Matt Samuel about 8 years

Finding the cube root of a complex number is certainly not nearly as hard as solving a cubic equation.
obataku about 8 years

finding cube roots is trivial by de Moivre's theorem: $z^3=re^{it}$ gives $z\in\{\sqrt[3]{r}e^{it/3},\sqrt[3]{r}e^{i(t+2\pi)/3},\sqrt[3]{r}e^{i(t+4\pi)/3}\}$
user21820 about 8 years

@MattSamuel: It is. Tell me the exact value of $\sqrt[3]{1+2i}$ using only arithmetic.
Matt Samuel about 8 years

No. But I have no problem using trigonometry.

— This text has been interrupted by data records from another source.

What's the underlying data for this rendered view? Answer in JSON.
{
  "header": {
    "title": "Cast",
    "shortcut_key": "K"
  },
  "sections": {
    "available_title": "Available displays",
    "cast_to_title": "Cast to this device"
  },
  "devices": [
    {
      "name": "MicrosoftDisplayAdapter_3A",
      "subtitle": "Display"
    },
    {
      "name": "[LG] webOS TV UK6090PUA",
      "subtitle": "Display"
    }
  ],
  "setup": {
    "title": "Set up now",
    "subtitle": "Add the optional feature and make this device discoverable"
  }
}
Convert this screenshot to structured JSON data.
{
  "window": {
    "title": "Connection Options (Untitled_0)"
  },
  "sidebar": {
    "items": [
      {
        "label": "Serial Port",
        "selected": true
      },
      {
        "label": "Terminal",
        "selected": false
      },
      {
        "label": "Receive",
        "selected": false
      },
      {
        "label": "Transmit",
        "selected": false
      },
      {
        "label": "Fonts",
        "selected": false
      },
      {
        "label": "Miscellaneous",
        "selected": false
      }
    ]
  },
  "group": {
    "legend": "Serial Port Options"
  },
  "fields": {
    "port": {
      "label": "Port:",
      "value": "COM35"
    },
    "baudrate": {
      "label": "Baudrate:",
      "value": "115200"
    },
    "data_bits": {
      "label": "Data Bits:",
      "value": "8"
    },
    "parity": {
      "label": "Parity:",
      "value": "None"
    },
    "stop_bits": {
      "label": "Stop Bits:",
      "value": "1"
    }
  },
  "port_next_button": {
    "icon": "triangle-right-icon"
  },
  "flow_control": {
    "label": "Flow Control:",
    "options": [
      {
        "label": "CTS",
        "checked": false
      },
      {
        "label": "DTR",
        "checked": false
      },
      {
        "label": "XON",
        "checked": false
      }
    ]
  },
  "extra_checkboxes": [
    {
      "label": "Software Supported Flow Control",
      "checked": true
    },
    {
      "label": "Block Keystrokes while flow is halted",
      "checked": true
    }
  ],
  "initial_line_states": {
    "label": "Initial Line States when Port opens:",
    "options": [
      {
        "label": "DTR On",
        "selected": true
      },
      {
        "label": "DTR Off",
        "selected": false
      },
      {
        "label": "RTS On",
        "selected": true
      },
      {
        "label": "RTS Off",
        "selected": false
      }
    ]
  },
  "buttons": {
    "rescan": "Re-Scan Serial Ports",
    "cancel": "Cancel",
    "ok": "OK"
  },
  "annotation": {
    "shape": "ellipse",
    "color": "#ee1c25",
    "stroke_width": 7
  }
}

The point is there's nothing to solve, it's just plugging something in.
user21820 about 8 years

@oldrinb: Tell me the exact value of $t$ for $(1+2i)$. It is no point saying you know the cube roots when I too can write $\exp(\frac{1}{3}\ln(1+2i))$ (multi-valued) to express them.
user21820 about 8 years

@MattSamuel: That's why you have to read my answer carefully. I said that if you only want an approximation...
user21820 about 8 years

@MattSamuel: And I have no problem using a root-finding algorithm to find roots of arbitrary polynomials (not just cubics) instead of asking for a formula that is artificially restricted to only use radicals.
Moti about 8 years

I am asking what I think a clear question, where the focus is on factoring of polynomials. This relates to solving the equation but it is not the same. What I wonder if there are ways to evaluate the coefficients (real or complex for this matter - but limited to this field of numbers) and for this to determine that factoring is possible.